The company’s current mixed bill, R:Evolution, also contains some Forsythe, but within a more sober, even academic frame, the idea being to track the evolution of ballet across eight decades: from George Balanchine and Martha Graham – two distinct voices of the 1940s – to a Forsythe classic from 1992, to a grandly conceived new work from internationalist David Dawson.

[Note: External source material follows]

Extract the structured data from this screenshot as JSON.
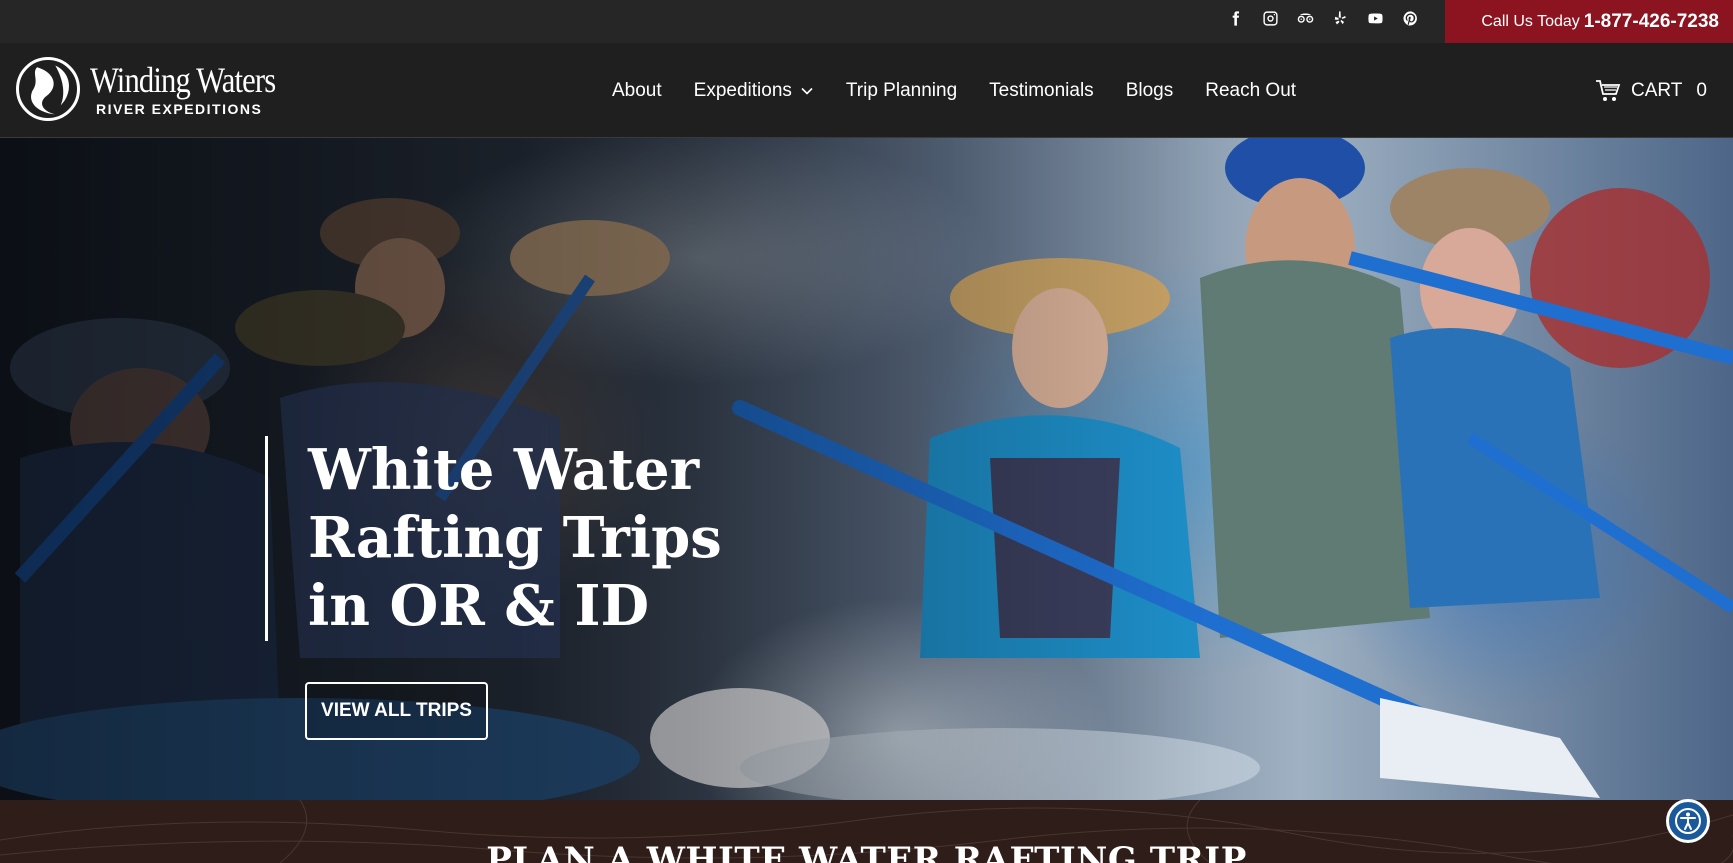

First comes Balanchine’s Theme and Variations, an abstract tutu number bedecked with glittering chandeliers and girls in tiaras. The first impression is all speed and sparkle, of neat criss-crossings and fugal entries, but you soon begin to wonder if ENB hasn't bitten off more than it can chew. These steps are technically fiendish, even for the corps de ballet, and the tempo – set by Tchaikovsky’s Orchestral Suite No. 3 (final movement) – is relentless. One segment sees the entire complement of soloists, demi-soloists and corps pirouetting in sync as the orchestra gallops along. The stage picture is dazzlingly pretty, like twirling umbrellas. But for those on stage, it’s tough: when the music stops, they must all land from their final pirouette at once. Any late arrivals are horribly obvious, be they only a split-second behind, as some were.No surprise, then, that ENB had shipped in guest principals from abroad to fill the boots of the work’s original leads – among them the legendary Alicia Alonzo, whose technique was so phenomenal that Balanchine would throw increasingly extreme challenges in her way. Alice Mariani from La Scala rose to these with aplomb, her chains of linked steps unfailingly crisp and polished at speeds that would have felled many others. Ricardo Castellanos, from the Norwegian Ballet, made a fine supportive partner, but fluffed some of his own solo challenges, which may have made some in the corps de ballet feel a bit better. For everyone on stage, this must be a feat of endurance. But as the work hurtles towards its terrific finale, the effect is of utterly joyous uplift.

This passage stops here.